Feherty revealing that he was pulled out of his alcoholic rock-bottom by Tom Watson extending an invite to come sober up at his ranch – this offer was made during an interview Feherty conducted of Watson and Nicklaus, in which Jack simply exclaimed “David, you look like sh-t!”. Bonus tidbit- Tom Watson was once an alcoholic (I’m not reveling in that fact, I just never would have known it).

Fluff and Bones talking about . . . ANYTHING! I’d watch a 45 minute special on a caddie cleaning his garage if he promised to tell me at least one story about what happens inside the ropes. They’ve got to be the least “asked” people on the planet as compared to how valuable their stories are.

Darren Clarke and Feherty hanging out and unintentionally exposing how truly tight the Irish crew is.

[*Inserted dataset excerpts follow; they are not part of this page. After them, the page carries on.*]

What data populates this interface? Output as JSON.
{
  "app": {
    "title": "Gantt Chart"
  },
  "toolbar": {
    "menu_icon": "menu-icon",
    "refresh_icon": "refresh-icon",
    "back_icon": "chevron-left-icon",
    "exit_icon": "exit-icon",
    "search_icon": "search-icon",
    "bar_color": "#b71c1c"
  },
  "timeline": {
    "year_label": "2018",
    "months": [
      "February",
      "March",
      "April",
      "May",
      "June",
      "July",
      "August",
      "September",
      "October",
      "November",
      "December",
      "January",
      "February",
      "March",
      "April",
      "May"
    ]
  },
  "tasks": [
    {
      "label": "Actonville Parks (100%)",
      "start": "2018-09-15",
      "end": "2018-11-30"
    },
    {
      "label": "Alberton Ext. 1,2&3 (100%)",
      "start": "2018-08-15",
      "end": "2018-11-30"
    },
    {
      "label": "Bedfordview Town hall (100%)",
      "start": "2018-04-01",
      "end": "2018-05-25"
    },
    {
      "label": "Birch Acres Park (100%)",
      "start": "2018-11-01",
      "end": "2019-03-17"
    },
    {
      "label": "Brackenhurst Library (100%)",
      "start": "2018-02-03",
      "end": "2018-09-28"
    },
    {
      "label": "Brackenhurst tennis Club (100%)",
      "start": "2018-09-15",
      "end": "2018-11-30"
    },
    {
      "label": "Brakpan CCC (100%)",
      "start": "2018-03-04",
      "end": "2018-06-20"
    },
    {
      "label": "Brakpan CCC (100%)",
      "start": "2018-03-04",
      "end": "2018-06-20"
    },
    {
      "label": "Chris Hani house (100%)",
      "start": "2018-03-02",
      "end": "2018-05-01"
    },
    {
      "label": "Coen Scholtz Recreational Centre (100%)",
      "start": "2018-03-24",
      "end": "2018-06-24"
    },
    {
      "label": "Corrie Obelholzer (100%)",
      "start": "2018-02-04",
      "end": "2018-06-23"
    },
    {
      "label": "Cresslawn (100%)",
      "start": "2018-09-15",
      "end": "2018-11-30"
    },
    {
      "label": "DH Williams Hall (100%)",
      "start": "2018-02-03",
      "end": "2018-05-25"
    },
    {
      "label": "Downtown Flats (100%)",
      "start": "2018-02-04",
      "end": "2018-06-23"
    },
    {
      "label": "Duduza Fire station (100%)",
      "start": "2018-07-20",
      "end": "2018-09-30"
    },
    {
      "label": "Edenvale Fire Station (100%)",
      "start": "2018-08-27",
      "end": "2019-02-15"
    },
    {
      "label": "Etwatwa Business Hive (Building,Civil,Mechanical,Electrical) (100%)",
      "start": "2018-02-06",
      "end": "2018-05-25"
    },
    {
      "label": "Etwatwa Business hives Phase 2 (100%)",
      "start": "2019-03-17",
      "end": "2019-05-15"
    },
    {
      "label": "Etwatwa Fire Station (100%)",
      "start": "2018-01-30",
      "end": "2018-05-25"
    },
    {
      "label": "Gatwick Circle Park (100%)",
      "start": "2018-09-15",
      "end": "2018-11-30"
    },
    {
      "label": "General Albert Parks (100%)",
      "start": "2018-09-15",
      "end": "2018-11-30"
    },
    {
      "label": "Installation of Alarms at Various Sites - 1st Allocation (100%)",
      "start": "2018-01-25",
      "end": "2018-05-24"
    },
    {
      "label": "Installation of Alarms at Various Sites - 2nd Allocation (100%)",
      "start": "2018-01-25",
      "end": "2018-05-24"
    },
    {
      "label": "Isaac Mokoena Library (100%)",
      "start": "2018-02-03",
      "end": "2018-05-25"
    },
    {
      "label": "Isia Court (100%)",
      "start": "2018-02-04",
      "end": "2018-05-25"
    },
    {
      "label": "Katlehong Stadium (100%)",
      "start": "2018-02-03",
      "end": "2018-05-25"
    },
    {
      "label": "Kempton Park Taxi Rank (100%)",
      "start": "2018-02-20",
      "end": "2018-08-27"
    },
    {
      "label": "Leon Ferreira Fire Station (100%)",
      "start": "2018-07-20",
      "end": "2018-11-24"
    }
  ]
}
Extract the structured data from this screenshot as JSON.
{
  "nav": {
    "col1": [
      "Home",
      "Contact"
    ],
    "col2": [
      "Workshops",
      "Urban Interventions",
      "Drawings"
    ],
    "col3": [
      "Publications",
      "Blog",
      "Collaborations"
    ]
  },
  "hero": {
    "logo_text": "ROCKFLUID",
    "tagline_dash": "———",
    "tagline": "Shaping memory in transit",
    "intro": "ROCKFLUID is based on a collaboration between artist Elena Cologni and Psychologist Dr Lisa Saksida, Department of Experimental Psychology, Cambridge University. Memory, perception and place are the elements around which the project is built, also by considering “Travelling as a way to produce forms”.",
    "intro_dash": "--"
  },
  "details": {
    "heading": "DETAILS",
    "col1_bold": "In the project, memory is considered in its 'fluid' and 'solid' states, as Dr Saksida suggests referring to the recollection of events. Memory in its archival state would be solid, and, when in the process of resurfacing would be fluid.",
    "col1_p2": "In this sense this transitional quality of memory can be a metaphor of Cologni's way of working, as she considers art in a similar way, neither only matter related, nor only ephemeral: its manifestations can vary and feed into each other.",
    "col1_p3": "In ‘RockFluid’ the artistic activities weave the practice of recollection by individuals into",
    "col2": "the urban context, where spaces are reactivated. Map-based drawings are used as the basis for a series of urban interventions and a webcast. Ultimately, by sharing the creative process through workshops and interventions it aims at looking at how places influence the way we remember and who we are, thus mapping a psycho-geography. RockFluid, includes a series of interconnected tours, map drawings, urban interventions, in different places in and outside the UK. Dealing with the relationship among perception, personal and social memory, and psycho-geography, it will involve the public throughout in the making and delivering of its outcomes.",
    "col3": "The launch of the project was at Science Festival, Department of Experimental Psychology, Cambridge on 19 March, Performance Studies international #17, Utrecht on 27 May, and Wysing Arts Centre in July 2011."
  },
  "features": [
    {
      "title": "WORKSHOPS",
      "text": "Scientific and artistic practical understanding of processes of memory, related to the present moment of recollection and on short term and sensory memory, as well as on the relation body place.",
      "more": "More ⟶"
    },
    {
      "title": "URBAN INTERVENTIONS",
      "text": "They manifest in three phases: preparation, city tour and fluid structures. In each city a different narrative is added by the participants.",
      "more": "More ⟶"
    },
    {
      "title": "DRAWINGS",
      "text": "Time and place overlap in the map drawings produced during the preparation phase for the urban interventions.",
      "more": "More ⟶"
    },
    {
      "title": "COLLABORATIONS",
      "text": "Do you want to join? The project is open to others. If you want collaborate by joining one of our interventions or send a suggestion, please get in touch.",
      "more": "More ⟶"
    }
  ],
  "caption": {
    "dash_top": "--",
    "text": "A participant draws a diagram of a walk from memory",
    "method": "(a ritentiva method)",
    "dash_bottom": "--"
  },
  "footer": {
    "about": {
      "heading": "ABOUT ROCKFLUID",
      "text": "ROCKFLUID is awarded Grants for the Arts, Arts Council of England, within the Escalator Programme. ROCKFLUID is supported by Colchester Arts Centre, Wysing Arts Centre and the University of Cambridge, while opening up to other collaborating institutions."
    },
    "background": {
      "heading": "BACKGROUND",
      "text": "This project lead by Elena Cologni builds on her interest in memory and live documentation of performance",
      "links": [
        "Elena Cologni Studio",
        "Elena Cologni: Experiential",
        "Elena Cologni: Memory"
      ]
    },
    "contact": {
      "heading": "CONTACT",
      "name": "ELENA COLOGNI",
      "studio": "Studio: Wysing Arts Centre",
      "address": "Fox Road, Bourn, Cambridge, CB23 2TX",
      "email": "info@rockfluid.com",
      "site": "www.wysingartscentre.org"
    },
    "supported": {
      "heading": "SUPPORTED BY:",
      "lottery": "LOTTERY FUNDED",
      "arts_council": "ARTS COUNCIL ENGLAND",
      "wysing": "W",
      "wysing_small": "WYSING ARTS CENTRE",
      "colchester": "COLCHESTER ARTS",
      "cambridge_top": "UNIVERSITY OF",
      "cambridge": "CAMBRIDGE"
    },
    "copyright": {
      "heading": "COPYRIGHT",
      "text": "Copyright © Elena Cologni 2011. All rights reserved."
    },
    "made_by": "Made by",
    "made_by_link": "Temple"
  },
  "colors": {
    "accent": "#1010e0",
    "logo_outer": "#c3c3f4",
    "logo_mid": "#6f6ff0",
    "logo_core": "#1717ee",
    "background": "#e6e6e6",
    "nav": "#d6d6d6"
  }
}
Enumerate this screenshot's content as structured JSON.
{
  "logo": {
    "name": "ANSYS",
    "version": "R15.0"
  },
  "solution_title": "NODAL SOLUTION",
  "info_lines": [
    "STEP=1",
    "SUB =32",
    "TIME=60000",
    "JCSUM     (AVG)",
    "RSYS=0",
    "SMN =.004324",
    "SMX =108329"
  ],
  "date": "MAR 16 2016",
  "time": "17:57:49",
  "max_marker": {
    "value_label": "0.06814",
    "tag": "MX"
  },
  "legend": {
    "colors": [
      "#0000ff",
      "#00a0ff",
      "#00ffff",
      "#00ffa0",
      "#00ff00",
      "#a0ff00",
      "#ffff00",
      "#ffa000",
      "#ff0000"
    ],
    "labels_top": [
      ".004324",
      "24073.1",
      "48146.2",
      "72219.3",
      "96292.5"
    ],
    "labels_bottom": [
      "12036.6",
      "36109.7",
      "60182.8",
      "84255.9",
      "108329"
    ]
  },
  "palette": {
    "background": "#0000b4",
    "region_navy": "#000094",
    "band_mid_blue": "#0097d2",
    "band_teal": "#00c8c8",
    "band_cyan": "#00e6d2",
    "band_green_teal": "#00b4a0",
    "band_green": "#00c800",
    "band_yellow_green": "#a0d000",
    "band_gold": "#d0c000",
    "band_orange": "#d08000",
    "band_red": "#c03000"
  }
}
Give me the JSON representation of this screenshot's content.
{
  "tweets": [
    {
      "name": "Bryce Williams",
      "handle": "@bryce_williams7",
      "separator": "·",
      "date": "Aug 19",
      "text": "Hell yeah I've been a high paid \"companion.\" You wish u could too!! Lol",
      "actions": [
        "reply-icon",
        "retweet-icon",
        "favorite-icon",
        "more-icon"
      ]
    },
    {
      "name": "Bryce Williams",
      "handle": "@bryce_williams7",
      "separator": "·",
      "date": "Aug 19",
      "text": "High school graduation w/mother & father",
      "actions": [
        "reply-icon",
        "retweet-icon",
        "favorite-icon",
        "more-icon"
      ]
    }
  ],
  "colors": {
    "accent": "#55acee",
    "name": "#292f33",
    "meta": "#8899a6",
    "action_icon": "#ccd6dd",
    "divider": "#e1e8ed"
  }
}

-Witnessing billionaire Greg Norman acknowledge that he had just smelled one of Feherty’s famous dragbunts, stating that he now had to “wipe it off of his teeth”. I’ve yet to see Donald Trump get down and dirty like that.

Woops, spoiler alert I suppose. Sorry about that, I guess I like “Feherty” even more than I thought. I’d say if you are devoid of a social life and have a jones for all things golf like the Three Guys, this show comes highly recommended.

 

Written by Matt Murley
I’ve been playing golf for a long time, but every year brings new adventures with my game. I pay zero attention to statistics, refuse to register any playing partner’s GPS readings that get barked out from the cart, and generally shave .8 strokes off my game with each beer that goes down the gullet.